I am very much an amateur when it comes to painting cars, I did paint some cars when young with lacquer, but all that stuff is obsolete now. Currently doing a 1971 Mach 1 Mustang. I bought the Harbor Freight drum sander, which is a copy of the Eastwood. It does a great job at removing paint and leaving a really nice surface to work on, and it will not heat warp your panels (I guess you could heat warp them but it would really be a user error). Anyways, taking a car down to metal and starting ALL the body work again is a monumental amount of work. If you have good solid paint on your panels, nothing that is cracking, or spider webbing, it is a good idea to use that old paint as a base. Most body shops will not take a car down to metal unless the customer requests it, and pays the huge fee it will entail. If you are not a professional, and you have a body panel that looks good to great with good old paint on them (that is not lacquer), I suggest that you work over what is there. When you start going all the way to metal, what you find underneath it may be a nightmare, and doing all that body work again, especially when you are not a professional is a daunting task. Ask me how I learned this... Regrettably I have some very old paint, that is cracking, and has quite a bit of issues in some parts of the car. Some parts of the car will go to bare metal and I will try to work with other parts of the car that still have good paint. I know people will argue that the correct way to do a car is to go all the way down to metal, but they are not the ones doing it. At the end of the job, if the car looks straight and the paint looks good, who cares if you went down to metal or not? The argument will still go that going down to metal will make for a really long lasting repair, but if what you have there has lasted to 10-20 years or more and was done by a pro, you can argue that what you do as an amateur may not last as long, and may not end up looking as good. If the body work lasted 10 years, it will probably last another 10-20 more...

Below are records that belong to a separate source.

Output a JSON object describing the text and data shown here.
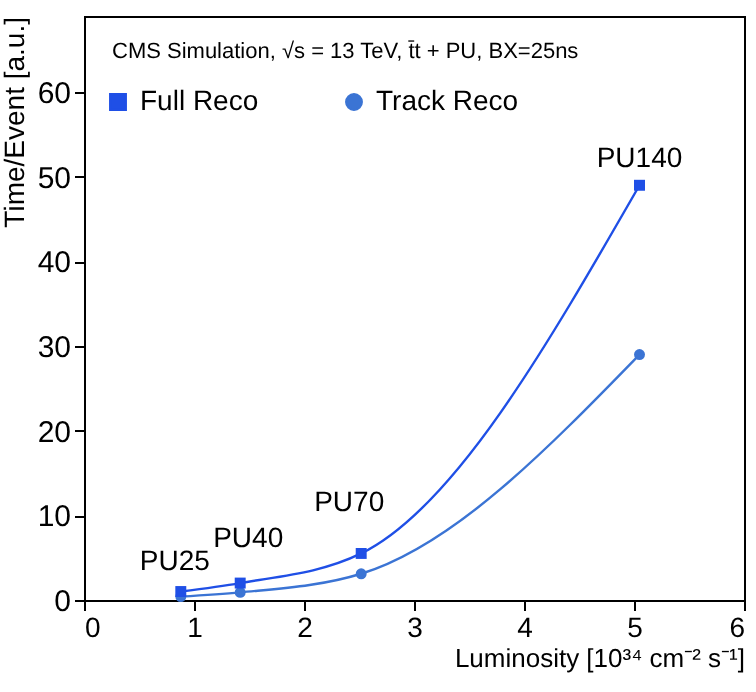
{
  "chart_data": {
    "type": "line",
    "xlabel": "Luminosity [10³⁴ cm⁻² s⁻¹]",
    "ylabel": "Time/Event [a.u.]",
    "annotations": [
      "CMS Simulation, √s = 13 TeV, t̄t + PU, BX=25ns",
      {
        "text": "PU25",
        "x": 0.88,
        "y": 1.0
      },
      {
        "text": "PU40",
        "x": 1.42,
        "y": 2.0
      },
      {
        "text": "PU70",
        "x": 2.52,
        "y": 5.5
      },
      {
        "text": "PU140",
        "x": 5.05,
        "y": 49
      }
    ],
    "x": [
      0.88,
      1.42,
      2.52,
      5.05
    ],
    "series": [
      {
        "name": "Full Reco",
        "color": "#1f4fe6",
        "marker": "square",
        "values": [
          1.0,
          2.0,
          5.5,
          49
        ]
      },
      {
        "name": "Track Reco",
        "color": "#3b74d4",
        "marker": "circle",
        "values": [
          0.4,
          0.9,
          3.1,
          29
        ]
      }
    ],
    "xlim": [
      0,
      6
    ],
    "xticks": [
      0,
      1,
      2,
      3,
      4,
      5,
      6
    ],
    "ylim": [
      0,
      69
    ],
    "yticks": [
      0,
      10,
      20,
      30,
      40,
      50,
      60
    ],
    "grid": false,
    "legend": "top left",
    "line_style": "solid"
  }
}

As for the painting, doing a car pieces at a time is usually not a good idea. You really should paint the whole car in one shot. When doing a car in pieces, it is common to have issues with the color not looking the same on every panel, if you are using a metallic paint, forget about even trying to do it in pieces. I wanted to paint my car with a single stage paint, but after much reading and asking questions, I decided to do a base coat clear coat. Why? Because when you start painting with a single stage paint you basically cannot stop to correct issues that occur during the painting process, once you start you need to finish. I do not have a paint booth and I would be willing to bet you do not have one either, so stuff falling on the paint, runs, or anything else that pops up on the paint, when doing a single stage, you pretty much have to live with. On a base coat/clear coat you can stop in between coats and sand out/fix issues that pop up. You can let the base coat dry, sand off the imperfections, respray any base if you have to and then go to your clear. When doing your clear you can stop before your last coat of clear, again fix any imperfections, sand it down if you have too much orange peel, and then apply your last coat. Base coat/clear coat is much more forgiving for the amateur. At least that is the way that I understand it from the research I have done.

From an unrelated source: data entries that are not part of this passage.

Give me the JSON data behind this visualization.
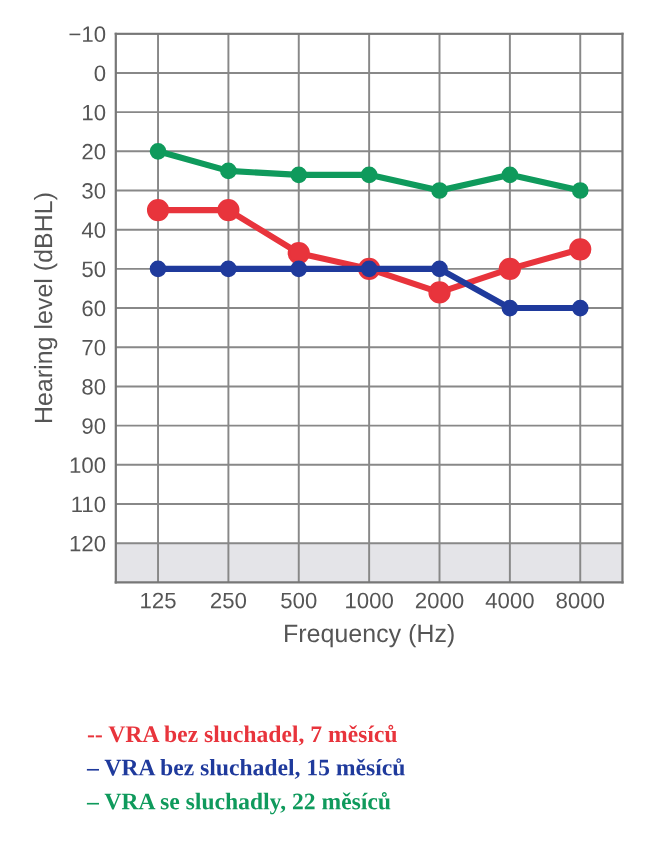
{
  "chart_data": {
    "type": "line",
    "xlabel": "Frequency (Hz)",
    "ylabel": "Hearing level (dBHL)",
    "categories": [
      "125",
      "250",
      "500",
      "1000",
      "2000",
      "4000",
      "8000"
    ],
    "series": [
      {
        "name": "-- VRA bez sluchadel, 7 měsíců",
        "color": "#e8343c",
        "values": [
          35,
          35,
          46,
          50,
          56,
          50,
          45
        ]
      },
      {
        "name": "– VRA bez sluchadel, 15 měsíců",
        "color": "#1f3a9c",
        "values": [
          50,
          50,
          50,
          50,
          50,
          60,
          60
        ]
      },
      {
        "name": "– VRA se sluchadly, 22 měsíců",
        "color": "#0f9a5c",
        "values": [
          20,
          25,
          26,
          26,
          30,
          26,
          30
        ]
      }
    ],
    "ylim": [
      130,
      -10
    ],
    "yticks": [
      {
        "value": -10,
        "label": "−10"
      },
      0,
      10,
      20,
      30,
      40,
      50,
      60,
      70,
      80,
      90,
      100,
      110,
      120
    ],
    "bands": [
      {
        "axis": "y",
        "from": 120,
        "to": 130,
        "color": "#e4e4e8"
      }
    ],
    "grid": true,
    "legend": "bottom",
    "marker": "circle",
    "line_style": "solid"
  }
}
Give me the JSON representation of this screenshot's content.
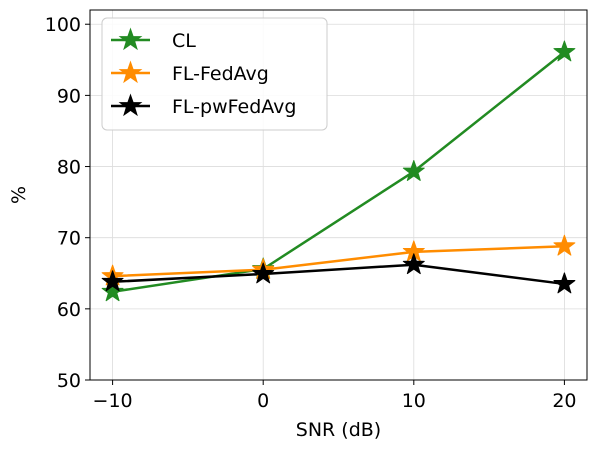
{
  "chart_data": {
    "type": "line",
    "title": "",
    "xlabel": "SNR (dB)",
    "ylabel": "%",
    "x": [
      -10,
      0,
      10,
      20
    ],
    "xticks": [
      "−10",
      "0",
      "10",
      "20"
    ],
    "xlim": [
      -11.5,
      21.5
    ],
    "ylim": [
      50,
      102
    ],
    "yticks": [
      "50",
      "60",
      "70",
      "80",
      "90",
      "100"
    ],
    "grid": true,
    "legend_position": "top-left",
    "marker": "star",
    "series": [
      {
        "name": "CL",
        "color": "#228b22",
        "values": [
          62.4,
          65.6,
          79.3,
          96.1
        ]
      },
      {
        "name": "FL-FedAvg",
        "color": "#ff8c00",
        "values": [
          64.6,
          65.5,
          68.0,
          68.8
        ]
      },
      {
        "name": "FL-pwFedAvg",
        "color": "#000000",
        "values": [
          63.8,
          64.9,
          66.2,
          63.5
        ]
      }
    ]
  }
}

Tons of paint brands out there, I have a PPG dealer near me. they have the Omni, the Omni Plus, and then the high buck PPG Deltron stuff. I have heard that the Omni stuff is a cheap paint, and not very good, and that it does not cover very well, so you have to do more coats to get coverage. It seems that the Omni Plus is the sweet spot, and the PPG Deltron stuff is top of the line, great to work with but stupid expensive. There are now a bunch of online companies selling paint online, some seem to be really good quality, with very affordable pricing, so do your homework.